According to Miguel Ángel Muñoz art critic from El Financiero newspaper, Sandra Pani belongs to a generation of artists that has considered painting as something exhausted, old fashioned and, to a certain extent, dead. It is certainly significant that Pani's abstract, semi-figurative and almost classical approach to painting should have arisen at the peak of the conceptual and minimalist movements. Still, it might be argued that its conviction springs precisely from those apparently inauspicious beginnings. Pani's works can be said to be figurative with certain poetical abstract accents. They are rooted in 20th-century painters such as Picasso, Morandi, Matisse and Giacometti, and in some modernist artists, especially North American abstract painters. In the La Jornada newspaper, Muñoz states that Sandra Pani's drawings at the Festival Internacional Cervantino on its 39th edition in 2011 were in effect a decantation, which runs and drips as something that falls within a long time to stay only with the essence. An almost nothing, which is the record of almost everything. An atmosphere. A sign.

Santiago Espinosa de los Monteros from Casa Lamm Gallery, says that using only a few lines she describes moments in an almost Oriental style, drawing simple and almost rudimentary sketches over her two-dimensional medium in a way that bares the work - unbridling it from anything that might stop it from achieving total expression. Her work is free from the narrative temptation, which often prevents us from grasping a missing story that becomes manifest by its very absence. In her work a pendular movement can be perceived that comes and goes from abstraction to figuration, as if from one extreme to the other. It briefly stops at both ends, but does not stay at either. The work is at the road thus treaded -in a two-way fashion- by two paths that cross each other constantly and go from figure to non-figure. Between them lies emptiness transformed into an expressive possibility -having become a body, as it were- making evident something that has never been there.

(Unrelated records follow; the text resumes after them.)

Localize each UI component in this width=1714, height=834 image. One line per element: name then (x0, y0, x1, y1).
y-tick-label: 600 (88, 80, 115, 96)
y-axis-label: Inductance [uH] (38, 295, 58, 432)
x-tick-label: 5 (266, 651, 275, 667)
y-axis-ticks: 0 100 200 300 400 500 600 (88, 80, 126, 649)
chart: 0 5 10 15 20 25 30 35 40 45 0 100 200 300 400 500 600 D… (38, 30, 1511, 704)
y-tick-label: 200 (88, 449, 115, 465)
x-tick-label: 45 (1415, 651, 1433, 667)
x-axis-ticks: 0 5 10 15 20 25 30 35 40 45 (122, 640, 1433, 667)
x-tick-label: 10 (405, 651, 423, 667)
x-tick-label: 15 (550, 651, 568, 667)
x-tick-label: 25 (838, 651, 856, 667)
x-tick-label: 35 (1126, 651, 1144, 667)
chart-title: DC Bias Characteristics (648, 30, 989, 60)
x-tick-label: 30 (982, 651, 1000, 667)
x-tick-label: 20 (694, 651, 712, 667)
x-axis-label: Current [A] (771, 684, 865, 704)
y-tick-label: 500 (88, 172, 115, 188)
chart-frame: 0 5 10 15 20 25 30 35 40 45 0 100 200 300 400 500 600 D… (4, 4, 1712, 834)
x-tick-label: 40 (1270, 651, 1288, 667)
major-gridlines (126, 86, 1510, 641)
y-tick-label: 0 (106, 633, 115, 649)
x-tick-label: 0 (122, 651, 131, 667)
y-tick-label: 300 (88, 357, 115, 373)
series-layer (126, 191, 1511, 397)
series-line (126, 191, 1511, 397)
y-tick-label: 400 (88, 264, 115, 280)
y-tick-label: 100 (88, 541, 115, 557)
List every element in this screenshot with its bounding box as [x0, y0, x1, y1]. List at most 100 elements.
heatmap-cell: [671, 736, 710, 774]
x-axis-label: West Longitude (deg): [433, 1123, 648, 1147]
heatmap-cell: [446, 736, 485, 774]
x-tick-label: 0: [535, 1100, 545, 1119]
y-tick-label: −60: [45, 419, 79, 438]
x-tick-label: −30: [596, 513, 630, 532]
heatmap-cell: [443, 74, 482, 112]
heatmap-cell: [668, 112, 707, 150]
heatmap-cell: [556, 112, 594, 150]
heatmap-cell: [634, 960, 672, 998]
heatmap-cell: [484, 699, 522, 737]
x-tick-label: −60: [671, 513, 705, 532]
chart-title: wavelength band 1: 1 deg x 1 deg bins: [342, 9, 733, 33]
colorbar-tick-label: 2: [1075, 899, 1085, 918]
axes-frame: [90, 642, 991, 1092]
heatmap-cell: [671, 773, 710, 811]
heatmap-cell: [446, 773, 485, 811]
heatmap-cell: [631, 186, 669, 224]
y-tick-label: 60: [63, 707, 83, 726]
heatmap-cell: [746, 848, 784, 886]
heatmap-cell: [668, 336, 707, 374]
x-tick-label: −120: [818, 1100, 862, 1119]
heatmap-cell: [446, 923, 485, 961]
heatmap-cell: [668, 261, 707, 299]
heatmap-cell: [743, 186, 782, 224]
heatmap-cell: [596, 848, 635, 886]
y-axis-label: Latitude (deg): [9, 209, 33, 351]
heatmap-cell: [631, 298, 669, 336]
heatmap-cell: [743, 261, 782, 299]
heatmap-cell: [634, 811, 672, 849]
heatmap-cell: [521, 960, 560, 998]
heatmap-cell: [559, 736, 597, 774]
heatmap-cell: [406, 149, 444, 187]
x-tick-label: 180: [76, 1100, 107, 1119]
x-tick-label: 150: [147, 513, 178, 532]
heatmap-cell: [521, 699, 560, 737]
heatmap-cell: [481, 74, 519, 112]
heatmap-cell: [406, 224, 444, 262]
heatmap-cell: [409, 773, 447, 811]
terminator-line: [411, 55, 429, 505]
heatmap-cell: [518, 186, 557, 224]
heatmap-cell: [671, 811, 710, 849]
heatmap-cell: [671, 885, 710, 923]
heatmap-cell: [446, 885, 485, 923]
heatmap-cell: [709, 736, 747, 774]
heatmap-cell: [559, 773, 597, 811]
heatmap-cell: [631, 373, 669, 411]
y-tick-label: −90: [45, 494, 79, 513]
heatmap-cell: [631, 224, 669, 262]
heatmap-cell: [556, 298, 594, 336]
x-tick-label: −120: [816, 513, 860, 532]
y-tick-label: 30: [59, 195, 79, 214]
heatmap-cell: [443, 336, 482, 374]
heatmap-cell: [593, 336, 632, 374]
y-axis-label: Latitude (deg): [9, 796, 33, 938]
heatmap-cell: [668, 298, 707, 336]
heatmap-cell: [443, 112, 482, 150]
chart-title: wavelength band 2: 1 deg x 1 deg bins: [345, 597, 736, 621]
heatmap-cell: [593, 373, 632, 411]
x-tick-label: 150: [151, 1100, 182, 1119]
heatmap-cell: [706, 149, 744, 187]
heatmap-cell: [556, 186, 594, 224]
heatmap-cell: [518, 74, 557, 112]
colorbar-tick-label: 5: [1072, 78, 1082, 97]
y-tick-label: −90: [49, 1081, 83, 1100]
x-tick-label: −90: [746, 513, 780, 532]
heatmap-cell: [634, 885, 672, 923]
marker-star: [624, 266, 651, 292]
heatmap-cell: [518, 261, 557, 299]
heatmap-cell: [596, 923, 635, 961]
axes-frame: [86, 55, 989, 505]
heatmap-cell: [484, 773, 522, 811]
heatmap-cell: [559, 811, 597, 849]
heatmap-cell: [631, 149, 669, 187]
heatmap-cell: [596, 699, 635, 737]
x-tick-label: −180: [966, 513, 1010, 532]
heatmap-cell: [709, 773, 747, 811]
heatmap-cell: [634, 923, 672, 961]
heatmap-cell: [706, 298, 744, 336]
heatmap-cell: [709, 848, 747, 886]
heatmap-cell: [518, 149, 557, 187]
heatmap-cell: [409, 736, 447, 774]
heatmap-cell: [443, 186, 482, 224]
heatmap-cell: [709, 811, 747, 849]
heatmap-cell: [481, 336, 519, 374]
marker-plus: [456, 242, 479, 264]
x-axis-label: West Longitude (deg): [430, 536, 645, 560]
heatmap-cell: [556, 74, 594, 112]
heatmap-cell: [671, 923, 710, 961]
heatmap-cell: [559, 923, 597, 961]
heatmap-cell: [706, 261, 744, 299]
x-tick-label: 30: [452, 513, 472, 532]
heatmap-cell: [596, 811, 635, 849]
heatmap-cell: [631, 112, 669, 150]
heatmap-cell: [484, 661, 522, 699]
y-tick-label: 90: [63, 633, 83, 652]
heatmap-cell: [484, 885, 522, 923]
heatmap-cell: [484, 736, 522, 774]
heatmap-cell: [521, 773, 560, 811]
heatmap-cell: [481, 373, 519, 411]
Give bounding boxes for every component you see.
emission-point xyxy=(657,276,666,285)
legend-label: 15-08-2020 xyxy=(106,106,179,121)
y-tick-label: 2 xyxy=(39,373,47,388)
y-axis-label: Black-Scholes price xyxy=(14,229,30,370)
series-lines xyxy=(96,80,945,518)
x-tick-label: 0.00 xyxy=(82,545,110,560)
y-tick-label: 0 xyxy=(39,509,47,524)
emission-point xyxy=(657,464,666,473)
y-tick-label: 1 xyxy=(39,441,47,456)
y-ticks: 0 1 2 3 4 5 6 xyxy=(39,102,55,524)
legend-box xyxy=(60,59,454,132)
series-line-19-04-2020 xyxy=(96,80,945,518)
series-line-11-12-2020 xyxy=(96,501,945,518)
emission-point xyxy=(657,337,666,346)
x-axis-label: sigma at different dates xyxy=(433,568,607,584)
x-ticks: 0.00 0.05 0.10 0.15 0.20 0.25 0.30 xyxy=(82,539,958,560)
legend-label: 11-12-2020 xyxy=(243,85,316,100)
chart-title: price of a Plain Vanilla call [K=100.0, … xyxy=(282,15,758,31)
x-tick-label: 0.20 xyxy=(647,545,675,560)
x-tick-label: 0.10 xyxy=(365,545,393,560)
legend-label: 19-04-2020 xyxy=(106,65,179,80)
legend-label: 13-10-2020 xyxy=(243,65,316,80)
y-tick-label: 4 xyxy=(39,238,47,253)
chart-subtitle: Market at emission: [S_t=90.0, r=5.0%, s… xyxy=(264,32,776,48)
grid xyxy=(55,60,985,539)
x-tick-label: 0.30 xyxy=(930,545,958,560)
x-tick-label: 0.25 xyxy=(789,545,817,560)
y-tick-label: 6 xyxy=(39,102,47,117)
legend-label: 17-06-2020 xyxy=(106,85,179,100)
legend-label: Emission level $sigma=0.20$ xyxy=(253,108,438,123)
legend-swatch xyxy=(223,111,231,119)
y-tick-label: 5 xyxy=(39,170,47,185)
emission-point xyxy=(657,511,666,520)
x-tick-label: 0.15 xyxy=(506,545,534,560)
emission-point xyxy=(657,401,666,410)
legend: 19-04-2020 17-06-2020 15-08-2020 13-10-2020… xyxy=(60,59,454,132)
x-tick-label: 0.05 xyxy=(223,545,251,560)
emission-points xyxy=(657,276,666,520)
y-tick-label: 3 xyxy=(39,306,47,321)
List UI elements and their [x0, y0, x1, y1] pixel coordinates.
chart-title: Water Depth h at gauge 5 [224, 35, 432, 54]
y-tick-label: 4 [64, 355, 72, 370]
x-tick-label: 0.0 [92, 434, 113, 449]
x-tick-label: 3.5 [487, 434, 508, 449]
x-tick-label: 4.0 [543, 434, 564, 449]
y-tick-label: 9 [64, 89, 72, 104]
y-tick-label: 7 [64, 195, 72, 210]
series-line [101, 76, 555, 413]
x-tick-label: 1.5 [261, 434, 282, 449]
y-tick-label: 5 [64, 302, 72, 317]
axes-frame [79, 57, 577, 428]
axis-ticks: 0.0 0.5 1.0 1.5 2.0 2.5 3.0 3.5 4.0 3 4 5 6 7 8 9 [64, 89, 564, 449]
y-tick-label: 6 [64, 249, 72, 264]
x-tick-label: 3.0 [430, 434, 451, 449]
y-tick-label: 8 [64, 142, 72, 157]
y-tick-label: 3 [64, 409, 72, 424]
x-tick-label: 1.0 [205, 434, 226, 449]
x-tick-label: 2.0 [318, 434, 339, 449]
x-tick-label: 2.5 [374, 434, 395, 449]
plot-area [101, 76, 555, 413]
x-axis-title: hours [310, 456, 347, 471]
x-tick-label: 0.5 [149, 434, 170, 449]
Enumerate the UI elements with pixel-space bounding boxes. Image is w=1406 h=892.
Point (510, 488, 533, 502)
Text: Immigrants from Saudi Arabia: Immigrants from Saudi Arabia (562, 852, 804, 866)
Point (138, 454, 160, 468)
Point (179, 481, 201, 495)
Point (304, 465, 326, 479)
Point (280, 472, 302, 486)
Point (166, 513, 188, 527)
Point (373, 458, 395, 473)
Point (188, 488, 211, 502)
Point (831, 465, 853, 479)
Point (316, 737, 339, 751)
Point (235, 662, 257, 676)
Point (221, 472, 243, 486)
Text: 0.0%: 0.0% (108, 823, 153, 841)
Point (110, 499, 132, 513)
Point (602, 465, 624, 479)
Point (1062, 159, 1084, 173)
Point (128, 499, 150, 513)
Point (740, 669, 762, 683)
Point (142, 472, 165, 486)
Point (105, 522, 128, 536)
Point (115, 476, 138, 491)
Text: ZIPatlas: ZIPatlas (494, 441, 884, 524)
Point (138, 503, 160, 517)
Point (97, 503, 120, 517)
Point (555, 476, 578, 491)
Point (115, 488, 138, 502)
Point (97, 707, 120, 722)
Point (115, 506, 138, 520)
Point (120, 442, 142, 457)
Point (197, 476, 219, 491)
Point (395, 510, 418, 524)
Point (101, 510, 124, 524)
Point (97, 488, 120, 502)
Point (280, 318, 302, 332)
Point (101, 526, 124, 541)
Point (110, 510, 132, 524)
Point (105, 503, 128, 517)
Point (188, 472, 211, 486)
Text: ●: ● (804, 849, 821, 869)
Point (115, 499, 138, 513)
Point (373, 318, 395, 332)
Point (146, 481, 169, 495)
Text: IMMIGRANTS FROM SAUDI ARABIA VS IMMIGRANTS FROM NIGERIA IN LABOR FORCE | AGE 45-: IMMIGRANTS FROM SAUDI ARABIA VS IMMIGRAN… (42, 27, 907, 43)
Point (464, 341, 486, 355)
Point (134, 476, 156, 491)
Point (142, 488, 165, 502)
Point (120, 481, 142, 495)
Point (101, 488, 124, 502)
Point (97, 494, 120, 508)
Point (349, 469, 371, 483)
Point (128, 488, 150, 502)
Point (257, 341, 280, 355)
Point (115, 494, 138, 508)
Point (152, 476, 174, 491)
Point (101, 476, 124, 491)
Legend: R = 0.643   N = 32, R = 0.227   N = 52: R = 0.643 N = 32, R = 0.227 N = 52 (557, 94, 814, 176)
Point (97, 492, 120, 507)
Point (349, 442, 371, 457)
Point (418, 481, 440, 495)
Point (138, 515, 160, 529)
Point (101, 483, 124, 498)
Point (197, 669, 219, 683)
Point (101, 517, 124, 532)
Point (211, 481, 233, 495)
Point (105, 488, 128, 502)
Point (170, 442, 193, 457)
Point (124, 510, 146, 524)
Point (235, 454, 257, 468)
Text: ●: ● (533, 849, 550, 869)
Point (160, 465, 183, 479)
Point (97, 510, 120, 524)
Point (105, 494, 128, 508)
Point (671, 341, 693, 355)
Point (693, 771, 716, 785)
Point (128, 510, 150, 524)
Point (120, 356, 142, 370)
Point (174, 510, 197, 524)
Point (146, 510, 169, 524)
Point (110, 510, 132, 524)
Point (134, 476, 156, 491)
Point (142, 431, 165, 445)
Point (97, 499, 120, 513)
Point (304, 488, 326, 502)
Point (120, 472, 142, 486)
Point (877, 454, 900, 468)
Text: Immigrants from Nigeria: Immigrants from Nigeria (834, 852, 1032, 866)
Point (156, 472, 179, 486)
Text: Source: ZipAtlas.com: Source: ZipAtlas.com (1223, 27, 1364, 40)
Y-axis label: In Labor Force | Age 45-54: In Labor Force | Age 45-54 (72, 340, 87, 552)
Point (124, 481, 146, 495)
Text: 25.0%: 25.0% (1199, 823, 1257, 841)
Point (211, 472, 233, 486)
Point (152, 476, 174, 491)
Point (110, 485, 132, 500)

Alberto Blanco of the journal Artes de México describes her works as "painted bodies, showing all their anatomical structures, their stroke, spot, and touch of color write her story, It is precisely in the surface of Sandra Pani´s paintings that the entrails of the represented body are surprisingly turned into trees and flowers, thanks to the transforming power of the poetic logic. Sandra Pani´s paintings are blood that is music that is wind dreaming in the branches of the tree that is also our body."

Gonzalo Vélez, also an art critic said that Sandra Pani turned her attention to the drawing, figurative structure of all plastic core. And from there, her deep study, thoughtful search of her essence, her work became a path, tracking the trace of a line in the ambiguous boundaries between drawing and painting, painting sometimes with pencil drawing and with a brush sometimes. And the route was the body.
In the paintings of Sandra Pani, bodies explode and branch themselves because they accept precisely the virulent and cruel action which involves any alteration. The meaning of the metamorphosis can be seen in her work. Sandra Pani explores the liminal membrane of a series of processes that continuously generate abstract coordinated exchanges and outline for new corporeality. It remains to solve the mystery of the vacuum surrounding these vibrant apparitions. Sandra Pani shows how to embrace being and nothingness, recognized and exchanged from the heart of emptiness.